An alternative approach (not necessarily better than the previous answers!) is to use the viridis
package. As explained here, it allows for a variety of color gradients that are based on more than two colors.
The package is pretty easy to use - you just need to replace the ggplot2
scale fill function (e.g., scale_fill_gradient(low = "skyblue", high = "dodgerblue4")

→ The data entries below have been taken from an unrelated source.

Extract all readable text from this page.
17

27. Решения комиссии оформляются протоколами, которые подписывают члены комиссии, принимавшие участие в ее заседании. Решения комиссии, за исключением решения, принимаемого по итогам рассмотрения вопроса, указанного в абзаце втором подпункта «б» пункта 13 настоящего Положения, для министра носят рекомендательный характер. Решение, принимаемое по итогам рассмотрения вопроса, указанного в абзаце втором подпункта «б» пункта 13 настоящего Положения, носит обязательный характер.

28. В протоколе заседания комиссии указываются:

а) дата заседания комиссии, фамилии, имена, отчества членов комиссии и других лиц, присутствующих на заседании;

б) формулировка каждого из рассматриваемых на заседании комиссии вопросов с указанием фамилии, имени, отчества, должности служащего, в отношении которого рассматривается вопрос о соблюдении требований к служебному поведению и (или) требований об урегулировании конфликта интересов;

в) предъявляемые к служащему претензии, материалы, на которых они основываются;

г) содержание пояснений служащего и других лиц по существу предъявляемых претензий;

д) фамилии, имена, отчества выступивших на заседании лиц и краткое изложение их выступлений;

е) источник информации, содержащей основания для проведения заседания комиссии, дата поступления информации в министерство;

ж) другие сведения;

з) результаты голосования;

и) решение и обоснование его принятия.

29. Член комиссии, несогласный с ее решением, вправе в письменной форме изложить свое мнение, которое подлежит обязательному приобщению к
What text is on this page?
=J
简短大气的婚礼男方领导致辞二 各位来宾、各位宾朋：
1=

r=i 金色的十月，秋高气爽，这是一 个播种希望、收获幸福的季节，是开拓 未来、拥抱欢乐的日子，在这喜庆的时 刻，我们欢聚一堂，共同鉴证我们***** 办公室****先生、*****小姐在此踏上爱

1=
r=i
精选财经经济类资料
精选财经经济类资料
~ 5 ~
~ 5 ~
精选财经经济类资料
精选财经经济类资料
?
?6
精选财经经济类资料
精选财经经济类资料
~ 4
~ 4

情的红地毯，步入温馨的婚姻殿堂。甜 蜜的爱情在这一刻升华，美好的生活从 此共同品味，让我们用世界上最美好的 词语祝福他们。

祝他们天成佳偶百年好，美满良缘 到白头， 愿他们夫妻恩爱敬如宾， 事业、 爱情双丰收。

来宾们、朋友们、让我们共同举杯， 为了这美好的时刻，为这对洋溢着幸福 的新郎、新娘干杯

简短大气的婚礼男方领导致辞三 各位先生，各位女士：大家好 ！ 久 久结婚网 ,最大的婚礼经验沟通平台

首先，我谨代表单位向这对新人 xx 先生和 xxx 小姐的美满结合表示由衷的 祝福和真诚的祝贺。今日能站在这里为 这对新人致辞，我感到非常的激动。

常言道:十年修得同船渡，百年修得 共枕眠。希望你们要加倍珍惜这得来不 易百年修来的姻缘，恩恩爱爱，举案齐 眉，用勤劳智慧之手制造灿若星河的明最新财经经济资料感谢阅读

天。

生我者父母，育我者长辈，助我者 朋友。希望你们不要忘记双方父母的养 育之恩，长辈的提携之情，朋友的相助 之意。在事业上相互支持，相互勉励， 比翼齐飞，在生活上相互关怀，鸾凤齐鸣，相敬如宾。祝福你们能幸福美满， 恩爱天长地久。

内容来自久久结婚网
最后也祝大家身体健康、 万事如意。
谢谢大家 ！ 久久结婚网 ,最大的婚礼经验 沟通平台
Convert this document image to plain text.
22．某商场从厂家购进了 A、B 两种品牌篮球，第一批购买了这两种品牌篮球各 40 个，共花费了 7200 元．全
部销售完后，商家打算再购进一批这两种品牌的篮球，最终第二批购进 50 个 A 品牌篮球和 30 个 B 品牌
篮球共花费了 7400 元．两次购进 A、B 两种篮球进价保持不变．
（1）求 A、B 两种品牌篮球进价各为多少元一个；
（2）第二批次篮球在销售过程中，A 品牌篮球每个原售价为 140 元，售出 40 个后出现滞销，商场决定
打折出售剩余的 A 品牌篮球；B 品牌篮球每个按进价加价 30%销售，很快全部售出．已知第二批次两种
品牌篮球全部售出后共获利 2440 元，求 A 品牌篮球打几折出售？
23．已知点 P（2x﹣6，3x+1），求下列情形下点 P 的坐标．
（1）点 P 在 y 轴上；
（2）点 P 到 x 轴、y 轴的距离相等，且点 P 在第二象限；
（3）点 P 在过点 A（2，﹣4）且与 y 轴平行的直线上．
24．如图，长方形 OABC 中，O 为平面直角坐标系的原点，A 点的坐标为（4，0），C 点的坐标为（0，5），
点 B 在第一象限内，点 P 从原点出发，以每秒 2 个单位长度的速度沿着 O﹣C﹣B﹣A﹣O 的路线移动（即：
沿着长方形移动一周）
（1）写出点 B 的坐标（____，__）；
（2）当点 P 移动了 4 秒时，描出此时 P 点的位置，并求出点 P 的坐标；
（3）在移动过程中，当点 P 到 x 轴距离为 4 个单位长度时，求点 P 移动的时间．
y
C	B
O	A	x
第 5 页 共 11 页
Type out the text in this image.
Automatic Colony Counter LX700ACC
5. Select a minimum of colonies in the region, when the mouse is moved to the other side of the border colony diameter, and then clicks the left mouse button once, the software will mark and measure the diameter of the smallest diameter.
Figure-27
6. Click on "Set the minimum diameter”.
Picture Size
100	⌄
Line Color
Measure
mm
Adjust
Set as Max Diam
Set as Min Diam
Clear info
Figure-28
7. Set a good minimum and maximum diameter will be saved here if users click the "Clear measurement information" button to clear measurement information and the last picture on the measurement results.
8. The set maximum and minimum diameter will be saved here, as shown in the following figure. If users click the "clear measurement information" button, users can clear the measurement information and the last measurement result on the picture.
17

) with the equivalent viridis
function.
So, change the code for this plot:
ggplot(mtcars, aes(wt*1000, mpg)) +
geom_point(size = 4, aes(colour = hp)) +
xlab("Weight (pounds)") + ylab("Miles per gallon (MPG)") + labs(color='Horse power') +
scale_x_continuous(limits = c(1000, 6000),
breaks = c(seq(1000,6000,1000)),
labels = c("1,000", "2,000", "3,000", "4,000", "5,000", "6,000")) +
scale_fill_gradient(low = "skyblue", high = "dodgerblue4") +
theme_classic()
Which produces:

To this, which uses viridis
:
ggplot(mtcars, aes(wt*1000, mpg)) +
geom_point(size = 4, aes(colour = factor(cyl))) +
xlab("Weight (pounds)") + ylab("Miles per gallon (MPG)") + labs(color='Number\nof cylinders') +
scale_x_continuous(limits = c(1000, 6000),
breaks = c(seq(1000,6000,1000)),
labels = c("1,000", "2,000", "3,000", "4,000", "5,000", "6,000")) +
scale_color_viridis(discrete = TRUE) +
theme_classic()
The only difference is in the second to last line: scale_color_viridis(discrete = TRUE)
.
This is the plot that is produced using viridis
:

Hoping someone finds this useful, as its the solution I ended up using after coming to this question.